Convert HOST Loop to CUDA

Good Afternoon,

This may be a simple/stupid question, but can anyone tell me how to convert a loop into a CUDA kernel using the following simple/toy C-code?

#include <stdio.h>

int main(int argc, char **argv){
  float result1 = 0.0f;
  float result2 = 0.0f;
  float *array;
  int numElems = 128;

  array = (float*)malloc(numElems*sizeof(float));
  // initialize with sample data
  for(int i = 0; i < numElems; ++i){
    array[i] = i * 1.5f;
  }

  // how to convert this to CUDA ?
  for(int i = 0; i < numElems; ++i){
    result1 = result1 * array[i];
    result2 = result2 * (array[i]*0.5f);
  }

  free(array);

  return 0;
}

In the end I don’t want to modify the input array to compute the final result1 and result2 variables.

I have a feeling that the loop defined in the above C-code may not be as straightforward as it seems.

Thanks in advance for any help.

You don’t need CUDA or a loop to process this. The answer is zero for both result1 and result2.

In the more general case where you have initialized result1 and result2 to something other than zero (and, for completeness, lets assume your array is not a simple arithmetic sequence), this can be accomplished with a parallel reduction.

Considering the calculation for result1, the only difference from the typical treatise on parallel reduction:

https://developer.download.nvidia.com/assets/cuda/files/reduction.pdf

is that you are taking the product in every case, instead of the sum. If you sort that out, I think the method to calculate result2 will be immediately obvious.

Thanks,

You are correct, reduction is the likely answer. Also, thank you for the link.

The information for reduction was very good - thank you.

I know that CUB has some operations for something similar - do you have any recommendation(s) regarding using CUB to reduce? Any sample/example code using CUB for the type of reduction(s) I am attempting would be greatly appreciated.

Thanks again.

Here’s a sample code with cub reduce that shows use of a user-supplied reduction operator:

https://nvlabs.github.io/cub/structcub_1_1_device_reduce.html#aa4adabeb841b852a7a5ecf4f99a2daeb

So make that operator multiplication.

To do this in the complex domain, the easiest way would be to include

#include <thrust/complex.h>

in your code. A bit of googling will show you how to use thrust::complex

Thanks again for all help - it is greatly appreciated.

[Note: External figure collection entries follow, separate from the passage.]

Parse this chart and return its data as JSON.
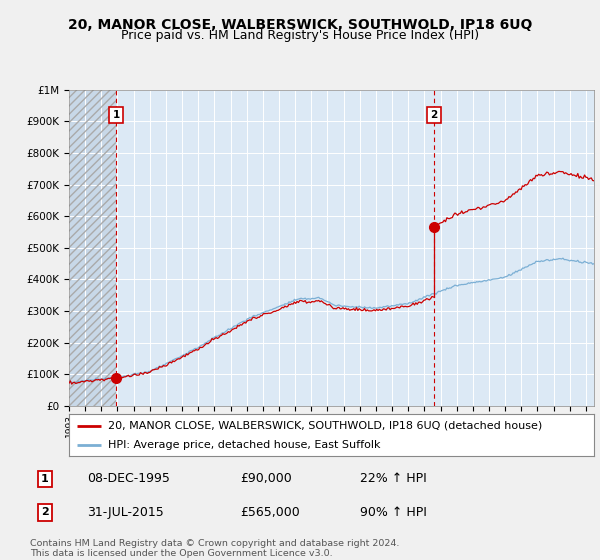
{
  "title": "20, MANOR CLOSE, WALBERSWICK, SOUTHWOLD, IP18 6UQ",
  "subtitle": "Price paid vs. HM Land Registry's House Price Index (HPI)",
  "legend_line1": "20, MANOR CLOSE, WALBERSWICK, SOUTHWOLD, IP18 6UQ (detached house)",
  "legend_line2": "HPI: Average price, detached house, East Suffolk",
  "annotation1_date": "08-DEC-1995",
  "annotation1_price": "£90,000",
  "annotation1_hpi": "22% ↑ HPI",
  "annotation2_date": "31-JUL-2015",
  "annotation2_price": "£565,000",
  "annotation2_hpi": "90% ↑ HPI",
  "footer": "Contains HM Land Registry data © Crown copyright and database right 2024.\nThis data is licensed under the Open Government Licence v3.0.",
  "price_line_color": "#cc0000",
  "hpi_line_color": "#7bafd4",
  "background_color": "#f0f0f0",
  "plot_bg_color": "#dce9f5",
  "hatch_bg_color": "#c8c8c8",
  "grid_color": "#ffffff",
  "ylim": [
    0,
    1000000
  ],
  "xlim_start": 1993.0,
  "xlim_end": 2025.5,
  "sale1_x": 1995.92,
  "sale1_y": 90000,
  "sale2_x": 2015.58,
  "sale2_y": 565000,
  "hatch_end_x": 1995.92,
  "title_fontsize": 10,
  "subtitle_fontsize": 9,
  "axis_fontsize": 7,
  "legend_fontsize": 8,
  "table_fontsize": 9
}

Unfortunately I can’t use thrust.

The one caveat that I have with regard to reduction, is that the array element can’t be modified - I suppose I could make a copy of the array and employ it for reduction but that seems like a lot of extra overhead?

You can construct your own complex multiply operator without thrust. read about complex number arithmetic on wikipedia.

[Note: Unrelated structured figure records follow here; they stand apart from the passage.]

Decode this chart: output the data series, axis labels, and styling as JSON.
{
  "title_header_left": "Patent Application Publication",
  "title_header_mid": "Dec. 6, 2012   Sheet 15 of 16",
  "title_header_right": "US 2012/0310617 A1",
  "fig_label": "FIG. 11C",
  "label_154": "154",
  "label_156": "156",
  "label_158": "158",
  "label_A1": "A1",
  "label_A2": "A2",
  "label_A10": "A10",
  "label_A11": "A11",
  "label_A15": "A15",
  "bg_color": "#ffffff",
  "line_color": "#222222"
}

The reduction operation does not modify the array elements.

Cool. I guess I need to read up more before asking, thank you for being patient.

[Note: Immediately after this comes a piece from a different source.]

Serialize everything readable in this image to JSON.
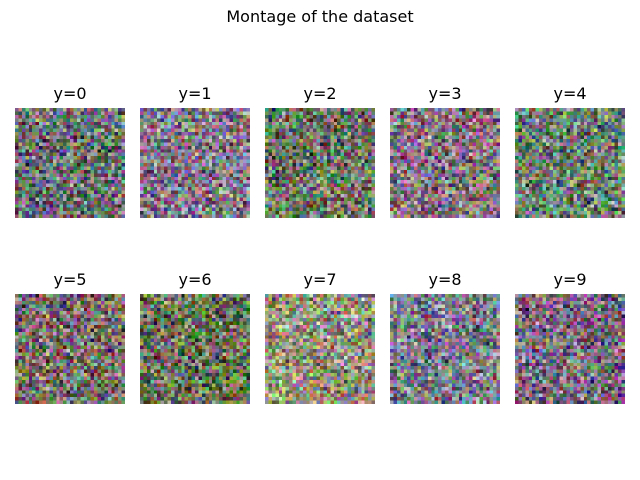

Quick question: Is there any problem with passing an array to CUB reduction that is already allocated on the DEVICE?

Thanks again.

That would be the only way to use cub.

Cool. Just making sure. Thank you

I got it working, thank you very much Robert_Crovella. I posted the final working version at:

https://devtalk.nvidia.com/default/topic/1062732/gpu-accelerated-libraries/cub-reduction-with-complex-number-and-multiplication/?offset=2#5381589

Just in case others could make use of the solution.